The Texas bills were central to a discussion on Saturday afternoon when more than 100 corporate leaders met on Zoom to discuss what, if anything, they should do to shape the debate around voting rights.
Several on the call, which was organized by Jeffrey Sonnenfeld, a Yale professor who regularly gathers executives to discuss politics, spoke forcefully about the need for companies to use their clout to oppose new state legislation that would make it harder to vote.
Mia Mends, the chief administrative officer at Sodexo, who is Black and based in Houston, called on the other executives to focus their energies in Texas, and said she was doing the same.
“One of the things I’m doing this week is getting on the phone with many of our leaders to say: ‘We need you to take a stand. We need your company to take a stand,’” Ms. Mends said in a later interview. “And that means not just saying we support voting rights, but to talk concretely about what we need, what we’d like to see change in the bill.”
The Zoom meeting began with statements from Ken Chenault, a former American Express chief, and Ken Frazier, the chief executive of Merck, who said they were asking companies to sign a statement opposing restrictive voting laws, according to several people who attended the meeting.
Last month, Mr. Chenault and Mr. Frazier organized 70 fellow Black leaders to sign a letter calling on companies to fight bills that restrict voting rights, like the one that Georgia passed.

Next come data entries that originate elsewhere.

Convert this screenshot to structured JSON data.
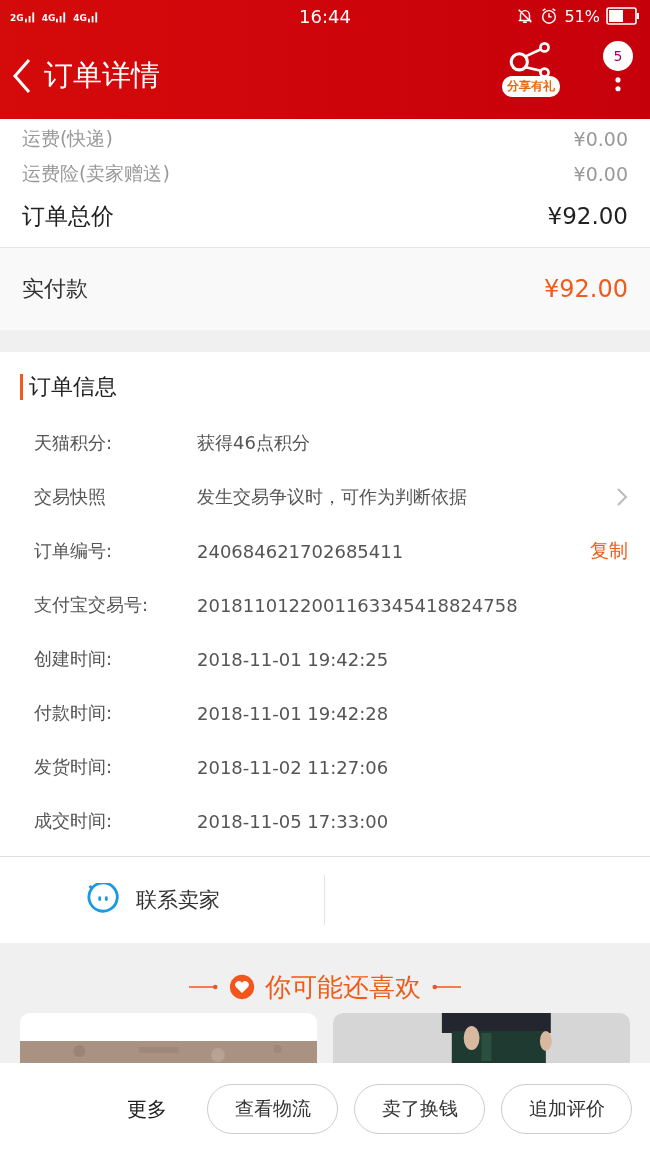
{
  "status_bar": {
    "networks": [
      "2G",
      "4G",
      "4G"
    ],
    "time": "16:44",
    "battery": "51%"
  },
  "header": {
    "title": "订单详情",
    "share_label": "分享有礼",
    "badge": "5"
  },
  "fees": [
    {
      "label": "运费(快递)",
      "amount": "¥0.00",
      "kind": "minor"
    },
    {
      "label": "运费险(卖家赠送)",
      "amount": "¥0.00",
      "kind": "minor"
    },
    {
      "label": "订单总价",
      "amount": "¥92.00",
      "kind": "total"
    }
  ],
  "paid": {
    "label": "实付款",
    "amount": "¥92.00"
  },
  "order_info": {
    "title": "订单信息",
    "rows": [
      {
        "label": "天猫积分:",
        "value": "获得46点积分",
        "kind": "plain"
      },
      {
        "label": "交易快照",
        "value": "发生交易争议时，可作为判断依据",
        "kind": "link"
      },
      {
        "label": "订单编号:",
        "value": "240684621702685411",
        "kind": "copy",
        "action": "复制"
      },
      {
        "label": "支付宝交易号:",
        "value": "2018110122001163345418824758",
        "kind": "plain"
      },
      {
        "label": "创建时间:",
        "value": "2018-11-01 19:42:25",
        "kind": "plain"
      },
      {
        "label": "付款时间:",
        "value": "2018-11-01 19:42:28",
        "kind": "plain"
      },
      {
        "label": "发货时间:",
        "value": "2018-11-02 11:27:06",
        "kind": "plain"
      },
      {
        "label": "成交时间:",
        "value": "2018-11-05 17:33:00",
        "kind": "plain"
      }
    ]
  },
  "contact": {
    "label": "联系卖家"
  },
  "recommend": {
    "title": "你可能还喜欢"
  },
  "bottom_bar": {
    "more": "更多",
    "buttons": [
      "查看物流",
      "卖了换钱",
      "追加评价"
    ]
  }
}
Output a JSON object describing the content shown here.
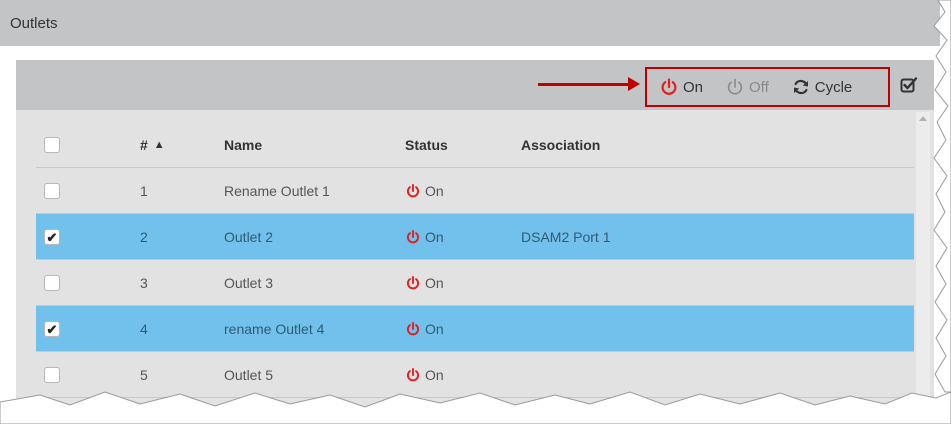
{
  "header": {
    "title": "Outlets"
  },
  "toolbar": {
    "on_label": "On",
    "off_label": "Off",
    "cycle_label": "Cycle",
    "accent_color": "#c00000"
  },
  "table": {
    "columns": {
      "number": "#",
      "name": "Name",
      "status": "Status",
      "association": "Association"
    },
    "rows": [
      {
        "number": "1",
        "name": "Rename Outlet 1",
        "status": "On",
        "association": "",
        "selected": false
      },
      {
        "number": "2",
        "name": "Outlet 2",
        "status": "On",
        "association": "DSAM2 Port 1",
        "selected": true
      },
      {
        "number": "3",
        "name": "Outlet 3",
        "status": "On",
        "association": "",
        "selected": false
      },
      {
        "number": "4",
        "name": "rename Outlet 4",
        "status": "On",
        "association": "",
        "selected": true
      },
      {
        "number": "5",
        "name": "Outlet 5",
        "status": "On",
        "association": "",
        "selected": false
      }
    ]
  },
  "icons": {
    "on": "power-icon",
    "off": "power-icon",
    "cycle": "refresh-icon",
    "toolbar_extra": "check-square-icon",
    "sort": "sort-ascending-icon"
  },
  "colors": {
    "selected_row": "#72c1ec",
    "power_on": "#e02020",
    "power_off": "#8a8a8a"
  }
}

Later in the Zoom meeting, Chip Bergh, the chief executive of Levi Strauss & Company, called the bills a threat to democracy, and toward the end, Reid Hoffman, the LinkedIn co-founder, discussed the importance of having corporate leaders affirm that the 2020 election was secure. One of the last speakers was James Murdoch, the former chief executive of 21st Century Fox, who talked about the importance of a healthy democracy.